The answer - as rolled out in Cheika’s team list - was no. He would remain a finisher.
But, as Wallabies assistant coach Mick Byrne explained, that’s no slight. In the modern age, it is actually a calculated call.
“The value that players give when they come off the bench is an enormous part of the team,” Byrne said.
“We look at NBA teams, they get rated by the strength of their bench over in America in basketball. Having players who can have that impact off the bench are vital to you and I think he (Tupou) is continuing to grow as a player, he’s certainly got more strings to his bow now.
“His scrummaging has improved, because he was that dynamic running player, his set piece game has improved enormously and he just keeps pushing the guys in front of him, which is a great place to be.”
Tupou is only young but he’ll scrum against a debutant All Blacks reserve loosehead Tim Perry, which helps.
Elsewhere on Cheika’s bench, the Wallabies can boast some impressive depth, and experience too.
Jack Maddocks is on debut but in Matt Toomua and Nick Phipps, the Wallabies get a combined 99 Test caps and two decades of experience.
Up front, Allan Alaalatoa has 22, Tolu Latu is in form, Rob Simmons has 85 caps and Pete Samu is new, but now a seasoned and successful pro too.
They can all fairly be labelled game changers.
The big question for the Wallabies - and Cheika’s call on a player like Tupou - is whether the game is still there to changed in the second half of Bledisloe One.

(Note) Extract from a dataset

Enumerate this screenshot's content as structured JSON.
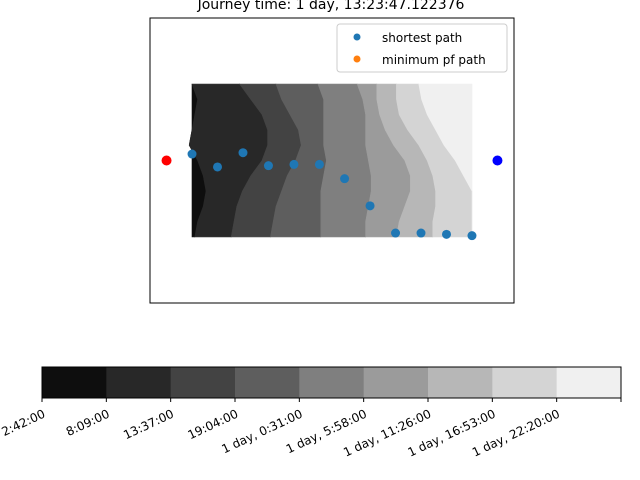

The last two years have seen the contest well and truly over by half-time, with New Zealand dominant. Down by more than 30 points, you could bring on the Avengers after the break and not “finish” with a win.
So it is some comfort for the purists that the “starters” - those poor forgotten souls who are deemed the best player in their spot - actually still matter. A whole lot.
For Tupou to make his mark, he must hope the old war horse Sekope Kepu first plays the house down in the no.3. Likewise, Tatafu Polota-Nau, Tom Robinson, Adam Coleman … the list goes on.
It is Captain Obvious territory but the Wallabies have only ever beaten the All Blacks in the last few decades when the scoreline is tight at halftime. They’ve even trailed and won.
But first they have to be in the game, up to their necks.
You can’t finish a fight you’re not in.